Tyron & Swann, a commercial gallery that specialises in natural life subject matter, showed some 50 objects comprising 14 bronze sculptures by Glen and 37 water-colour paintings by Stolberger. Their realistic art is inspired by the ‘uninhabited wilderness’ of Ruaha National Park, their home and studio for the past five years. Their works are complementary. Stolberger’s paintings express the changing scene –dry environment, big skies and also the small, designer details of animals and birds (often depicted together, like Robin A’s batiks from Nairobi). Glen’s sculptures fill out the space with the eternal gestures of animals; bronze is permanent and such objects exude a powerful presence. Glen’s mastery of subject and medium are superb; it makes me wonder about links to his original profession of taxidermy -in the 60’s.
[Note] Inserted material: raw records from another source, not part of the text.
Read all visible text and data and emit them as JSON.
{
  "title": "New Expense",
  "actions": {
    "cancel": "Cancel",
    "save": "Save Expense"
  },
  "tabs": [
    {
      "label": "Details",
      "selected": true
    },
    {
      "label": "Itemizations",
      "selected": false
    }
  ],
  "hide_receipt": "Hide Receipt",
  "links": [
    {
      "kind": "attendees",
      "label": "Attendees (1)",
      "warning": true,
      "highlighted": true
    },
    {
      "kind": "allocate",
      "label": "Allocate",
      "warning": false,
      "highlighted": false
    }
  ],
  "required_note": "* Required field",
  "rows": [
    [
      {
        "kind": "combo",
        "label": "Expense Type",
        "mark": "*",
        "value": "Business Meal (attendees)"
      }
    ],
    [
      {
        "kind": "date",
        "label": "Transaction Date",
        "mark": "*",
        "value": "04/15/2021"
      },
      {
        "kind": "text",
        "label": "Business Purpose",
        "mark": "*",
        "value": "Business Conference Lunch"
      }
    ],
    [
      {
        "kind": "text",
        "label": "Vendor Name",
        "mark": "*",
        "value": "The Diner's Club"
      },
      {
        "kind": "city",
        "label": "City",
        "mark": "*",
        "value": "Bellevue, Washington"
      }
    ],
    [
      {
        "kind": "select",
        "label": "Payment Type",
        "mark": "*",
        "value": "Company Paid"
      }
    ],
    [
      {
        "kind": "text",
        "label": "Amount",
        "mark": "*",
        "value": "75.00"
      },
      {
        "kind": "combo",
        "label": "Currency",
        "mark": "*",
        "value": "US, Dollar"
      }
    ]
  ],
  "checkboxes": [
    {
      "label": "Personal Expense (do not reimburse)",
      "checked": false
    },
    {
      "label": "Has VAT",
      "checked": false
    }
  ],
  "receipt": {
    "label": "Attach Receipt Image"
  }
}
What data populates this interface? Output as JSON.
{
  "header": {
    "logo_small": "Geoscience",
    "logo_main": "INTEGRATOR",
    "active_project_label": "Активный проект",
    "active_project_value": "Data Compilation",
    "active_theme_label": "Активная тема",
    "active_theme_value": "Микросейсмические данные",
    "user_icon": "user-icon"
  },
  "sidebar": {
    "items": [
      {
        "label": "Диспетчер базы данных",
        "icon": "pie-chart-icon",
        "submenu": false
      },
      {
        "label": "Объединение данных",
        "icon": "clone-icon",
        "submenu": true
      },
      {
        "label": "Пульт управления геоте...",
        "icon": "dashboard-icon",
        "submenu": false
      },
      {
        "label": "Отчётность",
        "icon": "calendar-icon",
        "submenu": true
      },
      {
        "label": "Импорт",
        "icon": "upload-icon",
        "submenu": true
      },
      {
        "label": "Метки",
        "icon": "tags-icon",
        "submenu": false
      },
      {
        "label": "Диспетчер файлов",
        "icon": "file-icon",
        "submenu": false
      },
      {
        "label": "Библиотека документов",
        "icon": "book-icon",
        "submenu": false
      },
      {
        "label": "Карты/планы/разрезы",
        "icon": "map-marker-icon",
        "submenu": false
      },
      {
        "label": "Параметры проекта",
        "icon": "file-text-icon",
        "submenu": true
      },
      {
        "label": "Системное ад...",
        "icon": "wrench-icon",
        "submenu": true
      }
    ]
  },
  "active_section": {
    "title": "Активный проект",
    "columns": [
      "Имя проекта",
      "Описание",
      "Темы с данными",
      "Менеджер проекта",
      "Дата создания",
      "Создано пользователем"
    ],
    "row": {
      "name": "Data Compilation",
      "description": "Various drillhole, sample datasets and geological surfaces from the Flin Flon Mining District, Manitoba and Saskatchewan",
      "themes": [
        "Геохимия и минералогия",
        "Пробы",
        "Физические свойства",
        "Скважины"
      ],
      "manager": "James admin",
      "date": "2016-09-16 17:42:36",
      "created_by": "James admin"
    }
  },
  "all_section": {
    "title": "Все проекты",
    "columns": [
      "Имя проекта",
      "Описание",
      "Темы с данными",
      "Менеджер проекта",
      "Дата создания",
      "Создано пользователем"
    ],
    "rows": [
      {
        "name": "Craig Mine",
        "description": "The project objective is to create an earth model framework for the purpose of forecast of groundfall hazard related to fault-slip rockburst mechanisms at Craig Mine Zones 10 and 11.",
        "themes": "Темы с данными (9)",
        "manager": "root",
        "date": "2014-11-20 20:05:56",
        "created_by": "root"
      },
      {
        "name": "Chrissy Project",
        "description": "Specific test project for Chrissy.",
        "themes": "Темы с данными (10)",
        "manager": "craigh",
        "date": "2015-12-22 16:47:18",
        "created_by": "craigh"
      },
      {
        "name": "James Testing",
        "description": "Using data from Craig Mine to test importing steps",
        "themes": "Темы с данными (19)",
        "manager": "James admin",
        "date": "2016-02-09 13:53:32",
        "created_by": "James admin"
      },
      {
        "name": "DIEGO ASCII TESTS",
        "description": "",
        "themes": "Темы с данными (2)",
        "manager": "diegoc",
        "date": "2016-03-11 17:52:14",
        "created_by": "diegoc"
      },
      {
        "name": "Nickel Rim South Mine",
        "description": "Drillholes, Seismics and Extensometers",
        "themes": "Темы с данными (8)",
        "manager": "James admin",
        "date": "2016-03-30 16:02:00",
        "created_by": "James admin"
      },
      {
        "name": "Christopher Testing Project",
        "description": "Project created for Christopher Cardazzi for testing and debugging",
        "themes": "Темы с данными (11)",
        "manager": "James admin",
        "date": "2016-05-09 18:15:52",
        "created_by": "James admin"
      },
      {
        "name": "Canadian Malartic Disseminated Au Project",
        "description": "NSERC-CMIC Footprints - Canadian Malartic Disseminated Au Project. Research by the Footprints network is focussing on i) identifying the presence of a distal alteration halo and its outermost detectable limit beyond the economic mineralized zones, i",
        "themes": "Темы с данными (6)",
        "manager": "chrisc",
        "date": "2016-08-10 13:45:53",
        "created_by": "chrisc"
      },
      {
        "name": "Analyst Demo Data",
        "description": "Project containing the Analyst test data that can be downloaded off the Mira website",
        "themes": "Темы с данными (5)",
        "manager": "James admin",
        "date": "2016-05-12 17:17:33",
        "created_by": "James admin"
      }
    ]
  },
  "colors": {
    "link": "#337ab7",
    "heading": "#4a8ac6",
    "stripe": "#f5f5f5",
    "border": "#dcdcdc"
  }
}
The Sotheby’s exhibition, in contrast, was a group show of Contemporary African Art from the Collection of Jean Pigozzi and part of their first ever auction in this genre (Sotheby’s expertise is African ‘tribal’ art; Pigozzi’s Collection has been shown in the UK previously at prime Modernist white walled venues such as the Saatchi, Serpentine and Tate, Liverpool; ironically the gallery walls were painted mud brown). The show of 28 artists featured four paintings inclusive of the catalogue cover. Georges Lilanga di Nyama who was born in Masasi and is a practised Makonde carver, co-founded the Nyumba ya Sanaa (House of Art) in Dar es Salaam in the early 70’s. His major achievement is the transformation of Makonde shetani (spirit) imagery into two-dimensional forms for prints and paintings; a touch of nationalism is his insistence on Swahili titles. He acknowledges ‘Tinga Tinga’ (Eduardo Saidi 1937-72 at Morogoro Stores) who introduced him to painting with domestic paints on square, plywood boards. I find Lilanga’s imagery is more original, organised and dynamic than that found on most ‘square’ paintings.

The auction sales were successful beyond predictions; only one of 57 works did not ‘go’. Lilanga’s paintings fetched between £6,000 -£8,200 (3 to 4 times the asked price); the average was £4,000 and the highest price was £11,200.
For me, viewing these works was evocative, recalling work in and visits to Tanzania while also affirmative of the ongoing contribution of art to cultural identity, if not development. Indeed, for both venues, percentages of the proceeds are being shared; from the Tyron & Swann Gallery with the Tusk Trust and Friends of Ruaha Society and from the Sotheby’s Pigozzi auction with UNICEF and an artists’ fund. Maendeleo na Sanaa.